On Wed, Dec 07, 2011 at 04:01:58PM -0700, Eric Blake wrote:
On 12/07/2011 03:35 PM, Adam Litke wrote:
> Stefan's qemu tree has a block_job_cancel command that always acts
> asynchronously. In order to provide the synchronous behavior in libvirt (when
> flags is 0), I need to wait for the block job to go away. I see two options:
>
> 1) Use the event:
> To implement this I would create an internal event callback function and
> register it to receive the block job events. When the cancel event comes in, I
> can exit the qemu job context. One problem I see with this is that events are
> only available when using the json monitor mode.
I like this idea. We have internally handled events before, and limited
it to just JSON if that made life easier: for example, virDomainReboot
on qemu is rejected if you only have the HMP monitor, and if you have
the JSON monitor, the implementation internally handles the event to
change the domain state.
Can we reliably detect whether qemu is new enough to provide the event,
and if qemu was older and did not provide the event, do we reliably know
that abort was blocking in that case?
I think we can say that qemu will operate in one of two modes:
a) Blocking abort AND event is not emitted
b) Non-blocking abort AND event is emitted
The difficulty is in detecting which case the current qemu supports. I don't
believe there is a way to query qemu for a list of currently-supported events.
Therefore, we'd have to use version numbers. If we do this, how do we avoid
breaking users of qemu git versions that fall between official qemu releases?
It's okay to make things work that used to fail, but it is a
regression
to make blocking job cancel fail where it used to work, so rejecting
blocking job cancel with HMP monitor is not a good idea. If we can
guarantee that all qemu new enough to have async cancel also support the
event, while older qemu was always blocking, and that we can always use
the JSON monitor to newer qemu, then we're set - merely ensure that we
use only the JSON monitor and the event. But if we can't make the
guarantees, and insist on supporting newer qemu via HMP monitor, then we
may need a hybrid combination of options 1 and 2, or for less code
maintenance, just option 2.
Is there a deprecation plan for HMP with newer qemu versions? I really hate the
idea of needing two implementations for this: one polling and one event-based.

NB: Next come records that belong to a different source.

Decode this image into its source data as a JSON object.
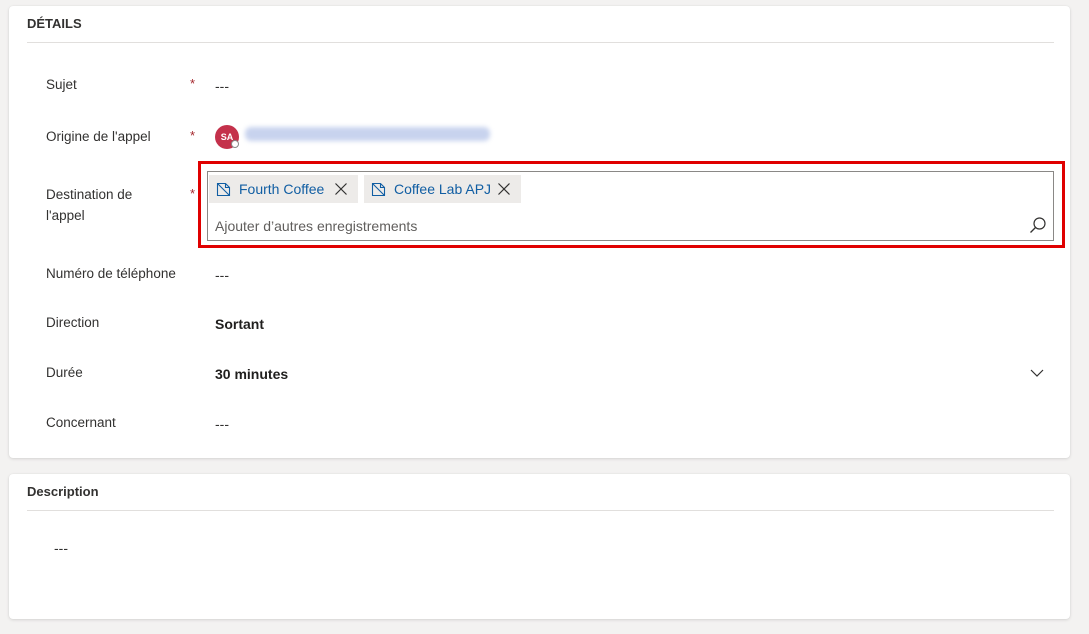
{
  "details": {
    "title": "DÉTAILS",
    "fields": {
      "subject": {
        "label": "Sujet",
        "value": "---",
        "required": "*"
      },
      "call_from": {
        "label": "Origine de l'appel",
        "avatar_initials": "SA",
        "required": "*"
      },
      "call_to": {
        "label_line1": "Destination de",
        "label_line2": "l'appel",
        "required": "*",
        "tags": [
          {
            "label": "Fourth Coffee",
            "icon": "account-icon"
          },
          {
            "label": "Coffee Lab APJ",
            "icon": "account-icon"
          }
        ],
        "placeholder": "Ajouter d’autres enregistrements"
      },
      "phone": {
        "label": "Numéro de téléphone",
        "value": "---"
      },
      "direction": {
        "label": "Direction",
        "value": "Sortant"
      },
      "duration": {
        "label": "Durée",
        "value": "30 minutes"
      },
      "regarding": {
        "label": "Concernant",
        "value": "---"
      }
    }
  },
  "description": {
    "title": "Description",
    "value": "---"
  },
  "colors": {
    "highlight": "#e00000",
    "required": "#a4262c",
    "link": "#115ea3"
  }
}
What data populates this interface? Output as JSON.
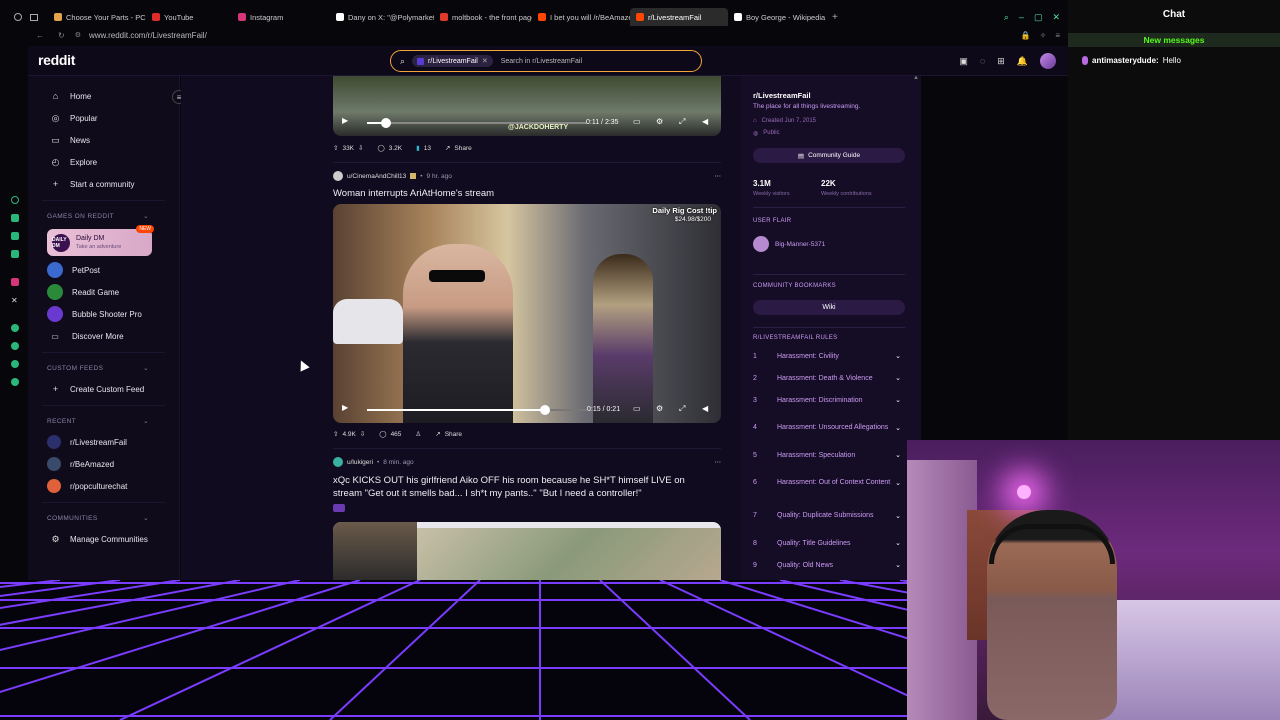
{
  "browser": {
    "tabs": [
      {
        "label": "Choose Your Parts - PCPa",
        "color": "#e2a34a"
      },
      {
        "label": "YouTube",
        "color": "#e02b2b"
      },
      {
        "label": "Instagram",
        "color": "#d6357a"
      },
      {
        "label": "Dany on X: \"@Polymarket",
        "color": "#ffffff"
      },
      {
        "label": "moltbook - the front page",
        "color": "#e23a2a"
      },
      {
        "label": "I bet you will /r/BeAmaze",
        "color": "#ff4500"
      },
      {
        "label": "r/LivestreamFail",
        "color": "#ff4500"
      },
      {
        "label": "Boy George - Wikipedia",
        "color": "#ffffff"
      }
    ],
    "url": "www.reddit.com/r/LivestreamFail/"
  },
  "reddit": {
    "logo": "reddit",
    "search_chip": "r/LivestreamFail",
    "search_placeholder": "Search in r/LivestreamFail"
  },
  "sidebar": {
    "nav": [
      {
        "label": "Home",
        "icon": "home-icon",
        "glyph": "⌂"
      },
      {
        "label": "Popular",
        "icon": "popular-icon",
        "glyph": "◎"
      },
      {
        "label": "News",
        "icon": "news-icon",
        "glyph": "▭"
      },
      {
        "label": "Explore",
        "icon": "explore-icon",
        "glyph": "◴"
      },
      {
        "label": "Start a community",
        "icon": "plus-icon",
        "glyph": "+"
      }
    ],
    "games_header": "GAMES ON REDDIT",
    "daily_dm": {
      "title": "Daily DM",
      "subtitle": "Take an adventure",
      "badge": "NEW"
    },
    "games": [
      {
        "label": "PetPost"
      },
      {
        "label": "Readit Game"
      },
      {
        "label": "Bubble Shooter Pro"
      },
      {
        "label": "Discover More"
      }
    ],
    "custom_feeds_header": "CUSTOM FEEDS",
    "create_feed": "Create Custom Feed",
    "recent_header": "RECENT",
    "recent": [
      {
        "label": "r/LivestreamFail",
        "color": "#2b2f6b"
      },
      {
        "label": "r/BeAmazed",
        "color": "#3a4a6a"
      },
      {
        "label": "r/popculturechat",
        "color": "#e0603a"
      }
    ],
    "communities_header": "COMMUNITIES",
    "manage": "Manage Communities"
  },
  "feed": {
    "post1": {
      "video_time": "0:11 / 2:35",
      "watermark": "@JACKDOHERTY",
      "votes": "33K",
      "comments": "3.2K",
      "awards": "13",
      "share": "Share"
    },
    "post2": {
      "user": "u/CinemaAndChill13",
      "age": "9 hr. ago",
      "title": "Woman interrupts AriAtHome's stream",
      "overlay_title": "Daily Rig Cost !tip",
      "overlay_amount": "$24.98/$200",
      "video_time": "0:15 / 0:21",
      "progress": 0.81,
      "votes": "4.9K",
      "comments": "465",
      "share": "Share"
    },
    "post3": {
      "user": "u/lukigeri",
      "age": "8 min. ago",
      "title": "xQc KICKS OUT his girlfriend Aiko OFF his room because he SH*T himself LIVE on stream \"Get out it smells bad... I sh*t my pants..\" \"But I need a controller!\""
    }
  },
  "right": {
    "name": "r/LivestreamFail",
    "tagline": "The place for all things livestreaming.",
    "created": "Created Jun 7, 2015",
    "public": "Public",
    "guide": "Community Guide",
    "visitors": "3.1M",
    "visitors_label": "Weekly visitors",
    "contribs": "22K",
    "contribs_label": "Weekly contributions",
    "user_flair_header": "USER FLAIR",
    "flair_user": "Big-Manner-5371",
    "bookmarks_header": "COMMUNITY BOOKMARKS",
    "wiki": "Wiki",
    "rules_header": "R/LIVESTREAMFAIL RULES",
    "rules": [
      {
        "n": "1",
        "text": "Harassment: Civility"
      },
      {
        "n": "2",
        "text": "Harassment: Death & Violence"
      },
      {
        "n": "3",
        "text": "Harassment: Discrimination"
      },
      {
        "n": "4",
        "text": "Harassment: Unsourced Allegations"
      },
      {
        "n": "5",
        "text": "Harassment: Speculation"
      },
      {
        "n": "6",
        "text": "Harassment: Out of Context Content"
      },
      {
        "n": "7",
        "text": "Quality: Duplicate Submissions"
      },
      {
        "n": "8",
        "text": "Quality: Title Guidelines"
      },
      {
        "n": "9",
        "text": "Quality: Old News"
      }
    ]
  },
  "chat": {
    "title": "Chat",
    "new_messages": "New messages",
    "messages": [
      {
        "user": "antimasterydude:",
        "text": "Hello"
      }
    ]
  },
  "colors": {
    "accent": "#ff4500",
    "purple": "#cd9bf5",
    "chat_green": "#53fc18"
  }
}
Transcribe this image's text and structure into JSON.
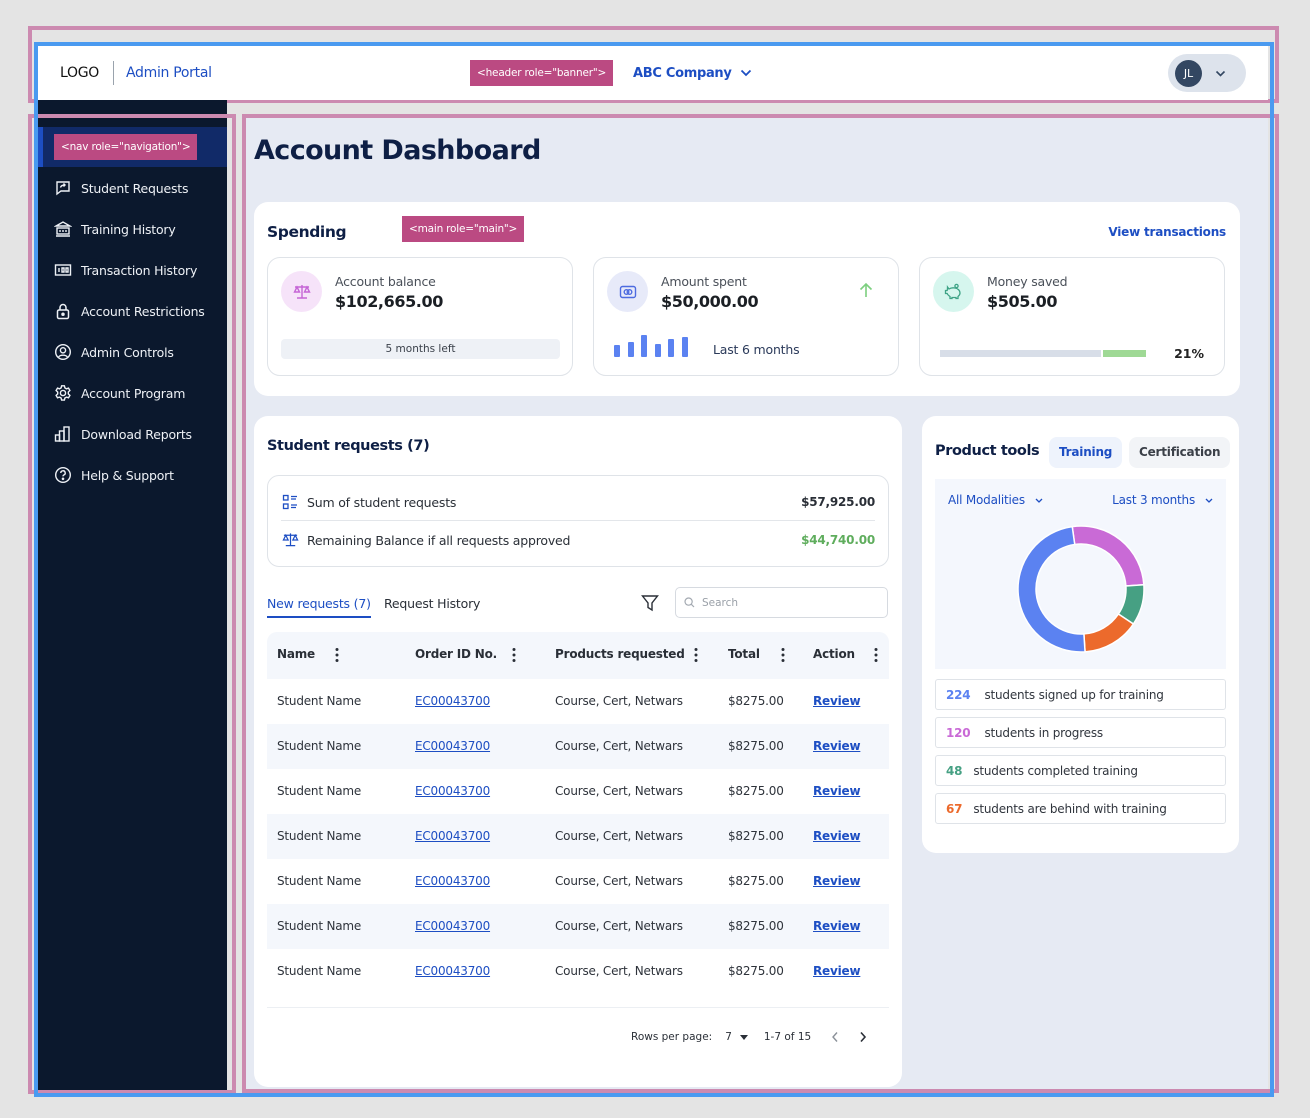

> 2) Poll the qemu monitor
> To do it this way, I would write a function that repeatedly calls
> virDomainGetBlockJobInfo() against the disk in question. Once the job
> disappears from the list I can return with confidence that the job is gone.
> This is obviously sub-optimal because I need to poll and sleep.
We've done this before, for both HMP and JSON - see
qemuMigrationWaitForCompletion. I agree that an event is nicer than
polling, but we may be locked into this.
>
> 3) Ask Stefan to provide a synchronous mode for the qemu monitor command
> This one is the nicest from a libvirt perspective, but I doubt qemu wants to add
> such an interface given that it basically has broken semantics as far as qemu is
> concerned.
Or even:
4) Ask Stefan to make the HMP monitor command synchronous, but only
expose the JSON command as asynchronous. After all, it is only HMP
where we can't wait for an event.
Stefan, how 'bout it?
>
> If this is all too nasty, we could probably just change the behavior of
> blockJobAbort and make it always synchronous with a 'cancelled' event.
No, we can't change the behavior without breaking back-compat of
existing clients of job cancellation.
--
Adam Litke <agl(a)us.ibm.com>
IBM Linux Technology Center